We sat 3/4's of the way back and I sat directly center of the row, it seemed the front height channels were super hot or maybe that's the way it is in a real theater not sure. I was really surprised that the steady state volume wasn't louder but what really blew me away was the dynamics of course. I have to admit it was really dynamic and really louder than expected. In fact, the volume difference between continuous and peak was really vast and I was really shocked at that. I was expecting a bit louder RMS and maybe not so crazy loud on the dynamics even though I was prepared for those loud peaks. I sensed and heard some distortion at times like running a lower freq through a horn loaded tweeter or high compression driver but over all it really sucked you into everything and is a whole different dimension in movie watching. Even my wife jumped a couple of times and enjoyed the dynamics.

What are others thoughts or experiences? This is the only THX theater in the central part of California where I live which is still a couple hours drive from Bakersfield.


----------



## Guest (Jun 28, 2011)

When I was younger, I used to hunt down THX theathers. Saw the relrease of star wars in them. Saw broken arrow, eraser, and a few others. Really, I can just say, loud loud loud. I used to get a bit of a headache when I left. At the time of my picky theater choice, I think I might have actually liked SDDS a little better. It sounded good but didn't seem to be in a decibel race.

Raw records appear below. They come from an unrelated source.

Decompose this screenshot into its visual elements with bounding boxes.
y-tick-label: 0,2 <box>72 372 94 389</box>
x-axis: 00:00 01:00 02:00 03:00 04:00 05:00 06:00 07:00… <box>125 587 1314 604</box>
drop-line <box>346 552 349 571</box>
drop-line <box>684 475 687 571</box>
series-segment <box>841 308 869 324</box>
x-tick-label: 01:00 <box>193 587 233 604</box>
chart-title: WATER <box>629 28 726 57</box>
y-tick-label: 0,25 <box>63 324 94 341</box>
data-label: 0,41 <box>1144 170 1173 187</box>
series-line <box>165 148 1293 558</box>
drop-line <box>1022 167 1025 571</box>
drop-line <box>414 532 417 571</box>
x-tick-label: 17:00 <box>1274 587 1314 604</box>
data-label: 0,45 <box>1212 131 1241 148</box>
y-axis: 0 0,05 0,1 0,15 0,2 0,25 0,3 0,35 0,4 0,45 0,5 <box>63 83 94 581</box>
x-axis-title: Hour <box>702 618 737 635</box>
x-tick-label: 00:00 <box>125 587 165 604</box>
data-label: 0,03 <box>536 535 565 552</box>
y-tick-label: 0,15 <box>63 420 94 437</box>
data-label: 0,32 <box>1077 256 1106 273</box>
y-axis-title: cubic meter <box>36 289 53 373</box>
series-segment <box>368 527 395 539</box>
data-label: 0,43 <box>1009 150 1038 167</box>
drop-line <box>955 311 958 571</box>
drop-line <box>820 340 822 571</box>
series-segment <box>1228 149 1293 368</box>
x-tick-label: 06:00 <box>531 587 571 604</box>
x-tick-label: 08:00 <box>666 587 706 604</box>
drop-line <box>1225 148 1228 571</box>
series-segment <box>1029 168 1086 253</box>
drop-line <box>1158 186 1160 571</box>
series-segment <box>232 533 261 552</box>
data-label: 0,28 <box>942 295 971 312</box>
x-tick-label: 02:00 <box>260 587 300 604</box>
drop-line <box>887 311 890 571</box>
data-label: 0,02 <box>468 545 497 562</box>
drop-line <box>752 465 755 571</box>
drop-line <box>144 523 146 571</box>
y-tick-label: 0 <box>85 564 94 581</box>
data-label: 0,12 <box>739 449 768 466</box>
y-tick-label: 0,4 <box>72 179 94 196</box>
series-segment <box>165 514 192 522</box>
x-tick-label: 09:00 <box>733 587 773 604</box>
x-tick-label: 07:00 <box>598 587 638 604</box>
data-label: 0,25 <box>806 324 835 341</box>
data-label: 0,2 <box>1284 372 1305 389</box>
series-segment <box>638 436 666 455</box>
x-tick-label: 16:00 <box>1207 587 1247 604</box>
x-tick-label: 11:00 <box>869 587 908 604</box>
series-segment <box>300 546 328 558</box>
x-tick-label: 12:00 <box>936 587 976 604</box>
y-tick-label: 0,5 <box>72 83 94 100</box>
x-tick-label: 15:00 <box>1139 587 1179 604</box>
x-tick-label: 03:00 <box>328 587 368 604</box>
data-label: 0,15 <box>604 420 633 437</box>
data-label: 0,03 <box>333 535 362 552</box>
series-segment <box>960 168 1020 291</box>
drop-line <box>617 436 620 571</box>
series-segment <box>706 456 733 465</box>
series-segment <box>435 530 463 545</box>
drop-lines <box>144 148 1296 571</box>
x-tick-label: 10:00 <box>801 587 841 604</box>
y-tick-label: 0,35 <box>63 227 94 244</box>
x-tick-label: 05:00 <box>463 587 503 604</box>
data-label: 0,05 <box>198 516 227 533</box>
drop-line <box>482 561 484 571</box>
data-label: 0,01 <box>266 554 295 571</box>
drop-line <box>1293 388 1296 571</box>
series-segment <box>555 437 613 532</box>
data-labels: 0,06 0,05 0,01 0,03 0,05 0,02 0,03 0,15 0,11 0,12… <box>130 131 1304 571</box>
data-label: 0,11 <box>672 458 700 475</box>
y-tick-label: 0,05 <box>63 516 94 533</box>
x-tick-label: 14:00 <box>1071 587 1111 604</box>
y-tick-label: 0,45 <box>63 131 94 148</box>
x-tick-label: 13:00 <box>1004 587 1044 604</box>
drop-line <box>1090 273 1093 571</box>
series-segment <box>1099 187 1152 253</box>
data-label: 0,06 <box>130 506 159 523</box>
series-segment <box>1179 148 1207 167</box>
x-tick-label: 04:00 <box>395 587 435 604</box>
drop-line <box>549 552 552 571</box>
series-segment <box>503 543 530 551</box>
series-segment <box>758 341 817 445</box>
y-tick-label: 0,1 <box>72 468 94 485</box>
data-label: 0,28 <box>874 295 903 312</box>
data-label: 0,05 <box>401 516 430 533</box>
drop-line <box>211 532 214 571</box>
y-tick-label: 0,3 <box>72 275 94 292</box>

Now days, I don't drive out of my way to blow my ears off. I have a modern theater close by that has dobly 3d and the theaters have dolby digital and if I remember right, jbl speakers. In general, it sounds good enough for me, plus I don't feel like I get hearing damage when I go. I wouldn't be surprised if they could be rated at THX, just don't have the certification. Seems like THX theaters are turned up to the max, and I really don't care for it.


----------